There’s a downside to poplar, though. It can have heavy streaks and color variations that appear dark green to pale yellow, so most woodworkers have banished it to the unseen parts of projects, like drawer sides or web frames. But the wood can be painted or stained with great results. You can see examples of both in the photos here.
PAINT. The old saying “Paint covers a multitude of sins,” was probably spoken first about poplar. This wood takes paint (oil-based or latex) extremely well. While paint looks good on poplar, you can make it look like more expensive, fine-grained woods. It just takes a particular type of stain.
OIL STAIN. Oil-based stains are very popular for most hardwoods because they help highlight the figure. But poplar can absorb stain inconsistently. This means you could end up with a project that looks blotchy, like the sample you see at the bottom of the opposite page.
CONDITIONER. If you prefer to work with oil stain, there is a solution to the blotchiness. You can apply a wood conditioner to the bare wood before you apply the stain. Most conditioners are a thinned varnish that seals the wood grain and gives you a more consistent surface on which to apply the stain. But there’s a trade off in the process. As you can see in the photo on the opposite page, the conditioned wood is a lot lighter in color than the other finished surfaces. The process of sealing the wood also keeps the stain from penetrating. That’s why I like to use gel stain.
GEL STAINS. Gel stains are exactly what the name implies: Mineral spirits and resin mixed with colorant to produce a thick gel. If you’ve never used gel stain before, you’ll be surprised when you open the can.

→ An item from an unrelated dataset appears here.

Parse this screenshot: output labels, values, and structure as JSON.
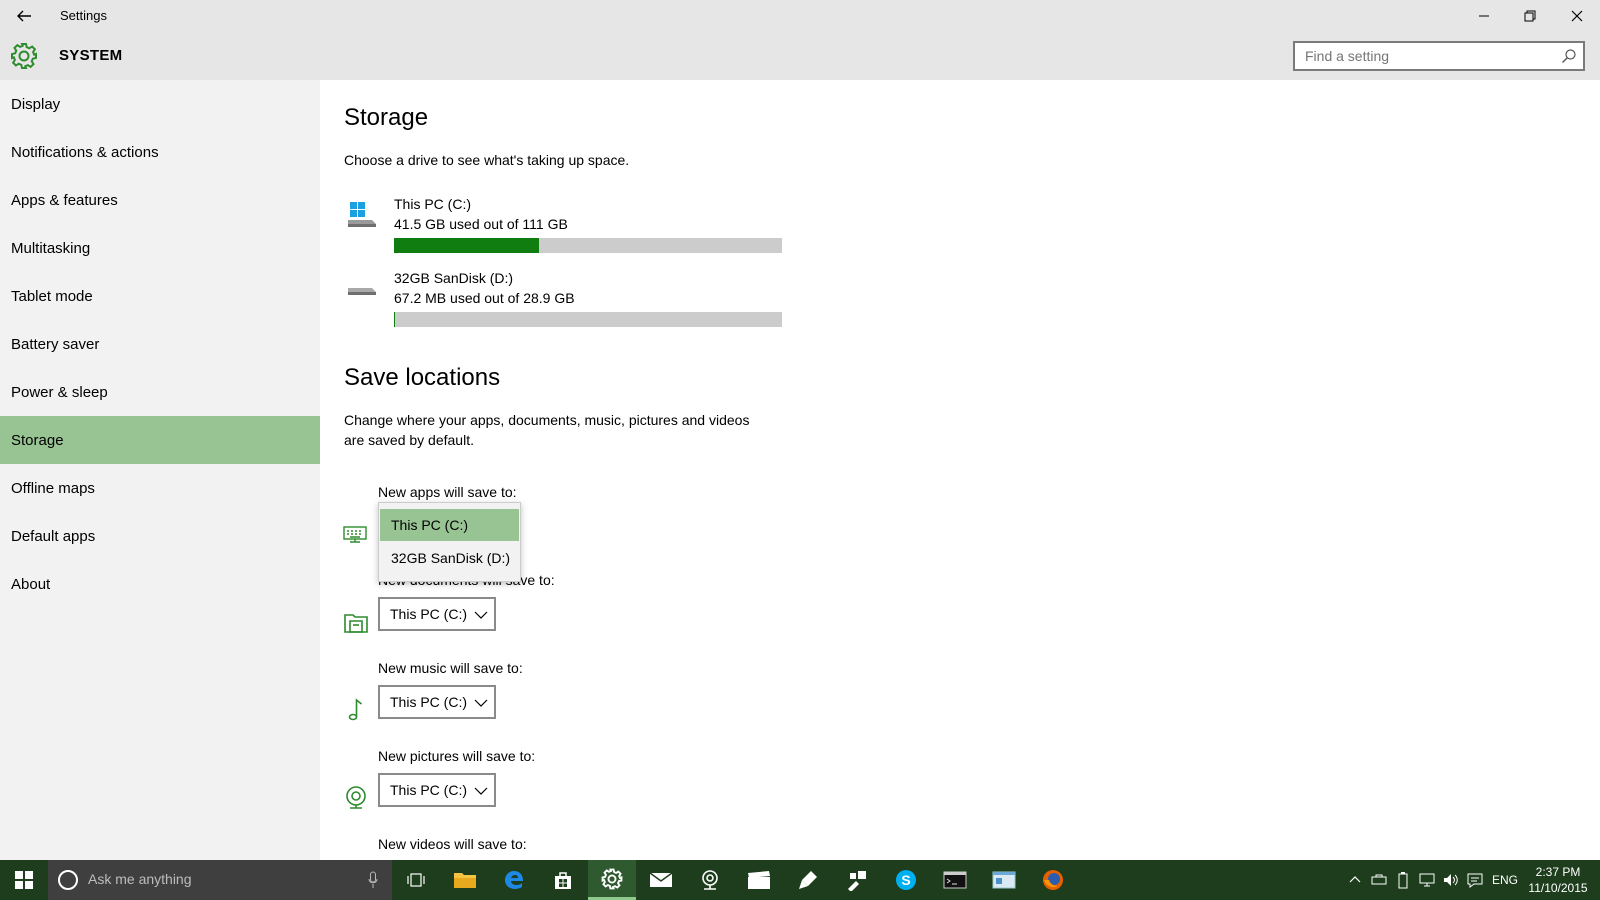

It’s about the consistency of mayonnaise (photo below). Although it’s oil based, a thickener in the stain gives it body. The resin keeps the color on the surface of the wood, but it’s translucent. You’ll see the wood grain, but not the original color of the wood.
Once you apply the gel, you’ll immediately see the intensity of the color. It only takes one coat to get a rich, deep color on poplar. I like to use red gel stain for a project that looks like it’s built from cherry without the expense of the finer wood. Dark brown stain works great to create the look of walnut. As with any stain, there is a wide selection of colors, so varied looks are easy to achieve.
To apply gel stain, I use a clean cloth with a healthy amount of stain on it. As you apply the stain, you may notice streaks. These can be removed with a clean cloth while the stain is still wet. Apply the stain with a circular motion for maximum coverage. Then wipe with the grain to remove the excess stain and produce an even color. After the stain dries (about 8 hours) you can add your favorite topcoat. You can apply a second coat of stain before the topcoat for a richer look. But I think you’ll find that one coat of gel stain is all it takes to turn an ugly-duckling piece of hardwood into a striking, finished project.